Entrepreneurs worry too much about what they're going to develop, make, or market. What's more important is that they make, develop or market something. The odds that they end up making it big doing something different are apparently pretty high.
Here are 15 companies that became famous, not for what they started doing, but for something that came later. Sure, they may be related, but the point is still valid: better to get started on something; innovative people find a way.
- Backed by French venture capital, DuPont began making gunpowder in 1802.
- McDonald's. In 1927, brothers Dick and Mac McDonald opened a hot dog stand called "The Airdrome" at the Monrovia airport in California. 21 years later, the company began focusing on hamburgers.
- Nokia was originally a paper mill in Finland.
- Sony started as a radio repair shop named Tokyo Tsushin Kogyo in post-war Tokyo. Its first original product was a tape recorder, but its breakthrough was the first "commercially successful" transistor radio, the Sony TR-55.
- 3M was originally formed in 1902 to mine corundum for making grinding wheels. The "corundum," however turned out to be anorthosite, which the company tried to use to make sandpaper. That didn't work either.
- IBM, formed as Computing Tabulating Recording Corporation (CTR) when three companies merged in 1911, made weight scales, automatic meat slicers, coffee grinders, time-keeping systems, and computer punch card equipment.

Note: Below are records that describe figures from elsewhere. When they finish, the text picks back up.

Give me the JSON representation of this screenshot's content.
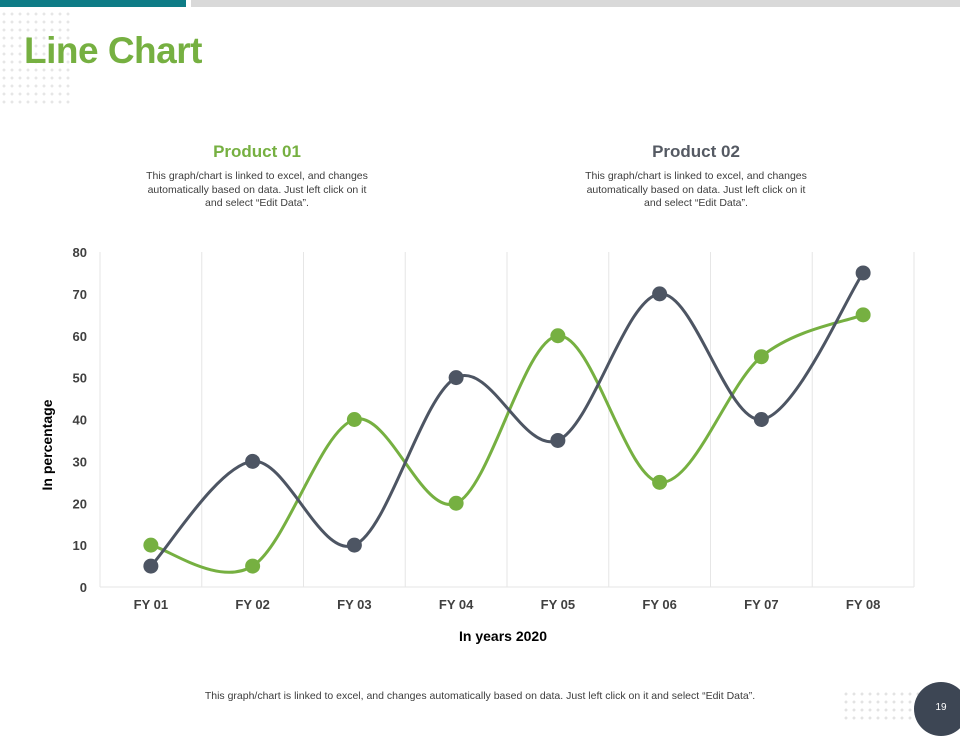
{
  "page": {
    "title": "Line Chart",
    "footer_note": "This graph/chart is linked to excel, and changes automatically based on data. Just left click on it and select “Edit Data”.",
    "page_number": "19"
  },
  "legend": [
    {
      "title": "Product 01",
      "description": "This graph/chart is linked to excel, and changes automatically based on data. Just left click on it and select “Edit Data”."
    },
    {
      "title": "Product 02",
      "description": "This graph/chart is linked to excel, and changes automatically based on data. Just left click on it and select “Edit Data”."
    }
  ],
  "colors": {
    "accent_green": "#76b041",
    "series_dark": "#4d5563",
    "top_bar_teal": "#0e7c86",
    "page_badge": "#3d4654"
  },
  "chart_data": {
    "type": "line",
    "smooth": true,
    "categories": [
      "FY 01",
      "FY 02",
      "FY 03",
      "FY 04",
      "FY 05",
      "FY 06",
      "FY 07",
      "FY 08"
    ],
    "series": [
      {
        "name": "Product 01",
        "color": "#76b041",
        "values": [
          10,
          5,
          40,
          20,
          60,
          25,
          55,
          65
        ]
      },
      {
        "name": "Product 02",
        "color": "#4d5563",
        "values": [
          5,
          30,
          10,
          50,
          35,
          70,
          40,
          75
        ]
      }
    ],
    "xlabel": "In years 2020",
    "ylabel": "In percentage",
    "ylim": [
      0,
      80
    ],
    "yticks": [
      0,
      10,
      20,
      30,
      40,
      50,
      60,
      70,
      80
    ],
    "grid": "vertical",
    "legend_position": "top"
  }
}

- Kraft Foods. James L. Kraft started a wholesale door-to-door cheese business in Chicago in 1903.
- Founded by Konosuke Matsushita in 1918, the company now known as Panasonic began producing duplex lamp sockets and bicycle lamps. Matsushita's brother-in-law later founded Sanyo.
- Toyota. In 1926, Sakichi Toyoda - the inventor of a line of highly efficient manual and machine-powered looms - founded Toyoda Automatic Loom Works, Ltd. Seven years later, the company ventured into automobiles.
- In 1919, Cornelius Vander Starr opened AIG as an insurance agency in Shanghai, China.
- Xerox was founded in 1906 as The Haloid Photographic Company making photographic paper and equipment.
- Motorola began life as Galvin Manufacturing Corporation in 1928. Its first product - a "battery eliminator" for battery-powered radios to run on household electricity - was sold to Sears, Roebuck and Co.
- American Express was the first "FedEx." It started in 1850 as an express mail company, formed by Henry Wells, William Fargo, and John Warren Butterfield. The same folks founded Wells Fargo two years later to handle California.
- Texas Instruments began life as Geophysical Survey Inc. doing seismic exploration for the petroleum industry. GSI is now part of Halliburton.
- In 1899, a limited partnership between Japanese investors and America's Western Electric Company created Nippon Electric Company, or NEC, to make telephones and switching systems for the Japanese market.